17 November is World Prematurity Day, a day to commemorate, and inform and raise awareness about this yet little-known health condition. Therefore, within the context of this day, we would like to highlight the innovative project applied to prematurity that the Hospital Clínic-Maternitat Neonatology Service has participated in.
The Service promotes strategies that have clearly demonstrated their positive effect on the development of premature babies and that allow for the empowerment of families and early home discharge. These include the extended use of milk donated by the human milk bank, the environmental adaptation protocol in the unit, the involvement of the nursing staff in monitoring preterm babies, the promotion of the kangaroo method by families and volunteers, the implementation of a coordination programme in the assessment of and intervention for premature babies with neurological risk factors, and the incorporation of resources such as neonatal speech therapy, music and dance.
A clinical line of innovative research has also been created in which nurses and neonatologists participate, as do families, engineers and other professionals, incorporating innovative solutions to address problems that arise in the daily clinical practice. In this regard, work is being carried out on 3D printing to create non-invasive ventilation interfaces that are minimally aggressive to the skin of the preterm baby's face, using biocompatible materials. A wireless transcutaneous monitoring device based on 5G technology is being developed, as is a suite of software tools based on virtual reality for training and education in invasive ventilation.
“Prematurity affects a high proportion of the population, most of whom will survive into adulthood, and both prevention and development-based care strategies can guarantee the best possible prognosis”, explains Dr. Òscar García, head of the Neonatology Service.
Prematurity: a health risk for babies and also for future adults
The World Health Organization (WHO) estimates that each year 15 million babies are born preterm, in other words before 37 completed weeks of gestation. The media coverage of prematurity and the investment of resources in its prevention, treatment and monitoring are underrepresented, especially when compared with other less prevalent health problems. And it should be borne in mind that preterm babies will become adults and their future health is conditioned by their prematurity.
In our area, the number of premature births remains stable and they represent 6-7% of all births.

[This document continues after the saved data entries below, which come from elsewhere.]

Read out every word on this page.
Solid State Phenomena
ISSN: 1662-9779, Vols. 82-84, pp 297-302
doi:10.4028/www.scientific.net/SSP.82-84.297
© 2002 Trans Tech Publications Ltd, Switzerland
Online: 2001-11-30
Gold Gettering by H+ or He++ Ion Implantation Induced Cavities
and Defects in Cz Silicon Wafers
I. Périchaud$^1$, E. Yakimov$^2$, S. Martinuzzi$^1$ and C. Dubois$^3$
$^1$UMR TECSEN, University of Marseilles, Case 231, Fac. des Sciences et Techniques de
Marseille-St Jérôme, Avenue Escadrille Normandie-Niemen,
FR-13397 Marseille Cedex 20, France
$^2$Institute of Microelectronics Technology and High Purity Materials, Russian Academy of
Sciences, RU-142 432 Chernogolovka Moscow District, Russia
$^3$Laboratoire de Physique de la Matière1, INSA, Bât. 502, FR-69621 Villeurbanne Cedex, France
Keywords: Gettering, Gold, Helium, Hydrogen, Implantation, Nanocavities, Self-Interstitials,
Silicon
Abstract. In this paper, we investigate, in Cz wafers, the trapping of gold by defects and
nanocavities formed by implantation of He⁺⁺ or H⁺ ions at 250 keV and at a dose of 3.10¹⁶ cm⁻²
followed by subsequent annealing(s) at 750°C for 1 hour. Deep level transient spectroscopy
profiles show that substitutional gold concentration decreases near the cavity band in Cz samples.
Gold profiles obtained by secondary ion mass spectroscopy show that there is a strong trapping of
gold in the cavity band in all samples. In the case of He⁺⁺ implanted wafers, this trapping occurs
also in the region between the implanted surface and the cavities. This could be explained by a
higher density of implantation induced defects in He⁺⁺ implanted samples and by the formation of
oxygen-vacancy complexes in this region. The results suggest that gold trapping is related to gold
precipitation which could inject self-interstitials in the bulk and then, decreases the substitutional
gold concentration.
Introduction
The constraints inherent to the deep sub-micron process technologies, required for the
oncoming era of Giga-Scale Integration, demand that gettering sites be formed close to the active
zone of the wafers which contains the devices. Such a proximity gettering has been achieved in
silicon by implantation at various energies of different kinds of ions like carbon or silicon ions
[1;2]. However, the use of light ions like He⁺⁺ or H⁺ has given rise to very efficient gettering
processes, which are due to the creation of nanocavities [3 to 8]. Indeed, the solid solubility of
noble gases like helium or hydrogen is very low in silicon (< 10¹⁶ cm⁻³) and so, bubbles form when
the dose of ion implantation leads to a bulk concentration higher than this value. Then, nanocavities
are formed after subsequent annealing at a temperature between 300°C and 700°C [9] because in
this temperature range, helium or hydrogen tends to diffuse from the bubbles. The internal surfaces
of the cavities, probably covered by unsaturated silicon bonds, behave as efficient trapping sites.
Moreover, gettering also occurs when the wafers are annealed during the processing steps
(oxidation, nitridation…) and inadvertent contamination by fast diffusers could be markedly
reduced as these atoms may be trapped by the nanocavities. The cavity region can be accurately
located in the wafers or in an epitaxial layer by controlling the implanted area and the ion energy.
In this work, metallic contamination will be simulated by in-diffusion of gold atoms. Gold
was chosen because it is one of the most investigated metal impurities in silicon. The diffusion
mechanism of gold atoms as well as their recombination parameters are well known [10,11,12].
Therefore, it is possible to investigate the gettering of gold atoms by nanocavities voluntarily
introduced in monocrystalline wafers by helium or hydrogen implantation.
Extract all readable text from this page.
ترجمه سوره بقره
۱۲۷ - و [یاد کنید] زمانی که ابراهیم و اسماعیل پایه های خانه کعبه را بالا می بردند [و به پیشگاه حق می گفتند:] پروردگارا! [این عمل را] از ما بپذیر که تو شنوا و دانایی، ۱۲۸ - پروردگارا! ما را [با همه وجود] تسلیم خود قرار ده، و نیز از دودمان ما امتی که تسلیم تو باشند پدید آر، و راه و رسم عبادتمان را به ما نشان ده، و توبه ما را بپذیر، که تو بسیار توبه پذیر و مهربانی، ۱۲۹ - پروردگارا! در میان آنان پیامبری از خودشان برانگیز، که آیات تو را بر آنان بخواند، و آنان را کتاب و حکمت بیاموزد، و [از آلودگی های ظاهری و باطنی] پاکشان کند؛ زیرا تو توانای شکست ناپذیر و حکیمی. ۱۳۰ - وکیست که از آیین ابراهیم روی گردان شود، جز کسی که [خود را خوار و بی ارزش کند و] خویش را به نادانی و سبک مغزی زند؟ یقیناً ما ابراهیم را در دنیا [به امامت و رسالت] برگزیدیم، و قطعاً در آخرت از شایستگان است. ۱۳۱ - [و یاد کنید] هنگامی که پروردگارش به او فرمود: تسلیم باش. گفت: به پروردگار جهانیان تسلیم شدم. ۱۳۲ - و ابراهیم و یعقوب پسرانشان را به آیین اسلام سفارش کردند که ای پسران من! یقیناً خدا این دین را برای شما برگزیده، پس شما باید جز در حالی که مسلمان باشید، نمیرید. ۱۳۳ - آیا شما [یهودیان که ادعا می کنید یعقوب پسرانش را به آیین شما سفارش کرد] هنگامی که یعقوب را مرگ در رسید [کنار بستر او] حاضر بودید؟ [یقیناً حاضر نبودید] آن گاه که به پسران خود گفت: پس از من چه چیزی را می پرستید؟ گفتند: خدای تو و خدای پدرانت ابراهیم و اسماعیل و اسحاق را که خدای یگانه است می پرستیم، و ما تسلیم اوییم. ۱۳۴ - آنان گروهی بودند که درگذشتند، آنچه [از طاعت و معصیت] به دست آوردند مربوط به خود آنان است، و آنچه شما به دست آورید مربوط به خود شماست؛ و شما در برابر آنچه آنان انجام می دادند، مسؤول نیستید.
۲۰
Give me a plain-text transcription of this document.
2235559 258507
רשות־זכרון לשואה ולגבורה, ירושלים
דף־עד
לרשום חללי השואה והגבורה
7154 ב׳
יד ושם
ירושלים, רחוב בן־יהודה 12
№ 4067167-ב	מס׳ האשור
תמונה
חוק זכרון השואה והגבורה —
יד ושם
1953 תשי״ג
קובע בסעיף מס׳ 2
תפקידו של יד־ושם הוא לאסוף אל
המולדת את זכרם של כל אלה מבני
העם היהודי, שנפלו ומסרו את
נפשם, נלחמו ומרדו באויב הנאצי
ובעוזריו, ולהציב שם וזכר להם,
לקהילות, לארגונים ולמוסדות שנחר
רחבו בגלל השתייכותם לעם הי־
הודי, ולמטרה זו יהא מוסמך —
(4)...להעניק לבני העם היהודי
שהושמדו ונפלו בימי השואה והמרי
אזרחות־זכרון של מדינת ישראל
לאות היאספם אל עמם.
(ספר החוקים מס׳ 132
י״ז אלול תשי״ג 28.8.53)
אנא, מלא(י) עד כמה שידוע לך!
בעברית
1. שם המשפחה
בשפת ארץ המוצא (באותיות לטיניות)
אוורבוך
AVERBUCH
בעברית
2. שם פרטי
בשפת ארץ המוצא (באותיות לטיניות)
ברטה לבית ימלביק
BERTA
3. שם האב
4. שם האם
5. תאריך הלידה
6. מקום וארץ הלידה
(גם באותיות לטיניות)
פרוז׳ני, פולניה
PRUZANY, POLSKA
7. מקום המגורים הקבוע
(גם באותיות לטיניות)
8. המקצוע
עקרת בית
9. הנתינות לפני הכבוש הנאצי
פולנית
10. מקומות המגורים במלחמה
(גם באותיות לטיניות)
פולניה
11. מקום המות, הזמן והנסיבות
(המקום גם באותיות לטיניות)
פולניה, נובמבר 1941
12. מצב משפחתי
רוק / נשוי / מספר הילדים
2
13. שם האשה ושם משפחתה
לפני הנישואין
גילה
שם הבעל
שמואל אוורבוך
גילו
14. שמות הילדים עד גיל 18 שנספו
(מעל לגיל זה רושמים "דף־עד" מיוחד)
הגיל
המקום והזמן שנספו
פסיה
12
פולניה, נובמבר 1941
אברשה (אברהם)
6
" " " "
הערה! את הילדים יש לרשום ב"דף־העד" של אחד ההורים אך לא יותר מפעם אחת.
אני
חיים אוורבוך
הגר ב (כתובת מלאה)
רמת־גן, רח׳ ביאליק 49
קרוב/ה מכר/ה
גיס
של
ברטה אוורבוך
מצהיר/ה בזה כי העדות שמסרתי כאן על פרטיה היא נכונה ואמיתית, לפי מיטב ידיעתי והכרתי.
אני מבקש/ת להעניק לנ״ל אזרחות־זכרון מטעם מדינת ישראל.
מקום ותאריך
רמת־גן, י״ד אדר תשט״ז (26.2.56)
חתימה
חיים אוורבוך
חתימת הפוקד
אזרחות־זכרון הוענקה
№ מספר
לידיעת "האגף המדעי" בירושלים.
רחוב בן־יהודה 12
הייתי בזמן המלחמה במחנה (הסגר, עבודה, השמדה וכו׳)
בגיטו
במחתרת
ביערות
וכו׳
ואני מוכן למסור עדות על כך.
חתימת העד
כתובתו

Although most have no sequelae and the prognosis has improved dramatically in recent years, the group of very premature babies (born before 32 weeks of gestation) and extremely premature babies (born before 28 weeks of gestation) can have high morbidity (respiratory and neurodevelopmental mainly) and mortality rates, and cause disability in the future.
Prematurity mainly requires the development of prevention strategies, which are not easy to implement, and innovative and extremely specific treatment resources.
However, the main therapeutic and preventive interventions to avoid long-term deleterious effects are based on the participation of the parents and all the professionals (nurses, neonatologists, psychologists, physiotherapists, speech therapists, etc.) in development-based care. And it is especially important to incorporate support for the preterm baby and the family during their stay in hospital and also on the return home and the subsequent follow-up, in coordination with the primary care resources, neurodevelopmental monitoring and associations of families of premature babies.
The artificial placenta, a pioneering project in Europe, which can increase the survival of extremely premature babies
On World Prematurity Day, Dr Eduard Gratacós, director of the Hospital Clínic Gynaecology, Obstetrics and Neonatology Institute and of BCNatal, will participate in a colloquium organized by the Fundació La Caixa to discuss the causes of prematurity, its consequences and how to prevent, palliate and avoid them. It will be held at 7 pm on 17 November and will be available via streaming by registering in advance by clicking on the following link: https://bit.ly/3q6KbLO
Dr Gratacós will explain the progress made during the first year of the artificial placenta project, the first in Europe to create an artificial placenta that recreates the conditions in which the foetus lives in the mother's womb. If it is successful, it could increase the survival of babies born extremely prematurely and reduce the possible sequelae. So far, the project has allowed a foetus to survival for hours outside of the womb.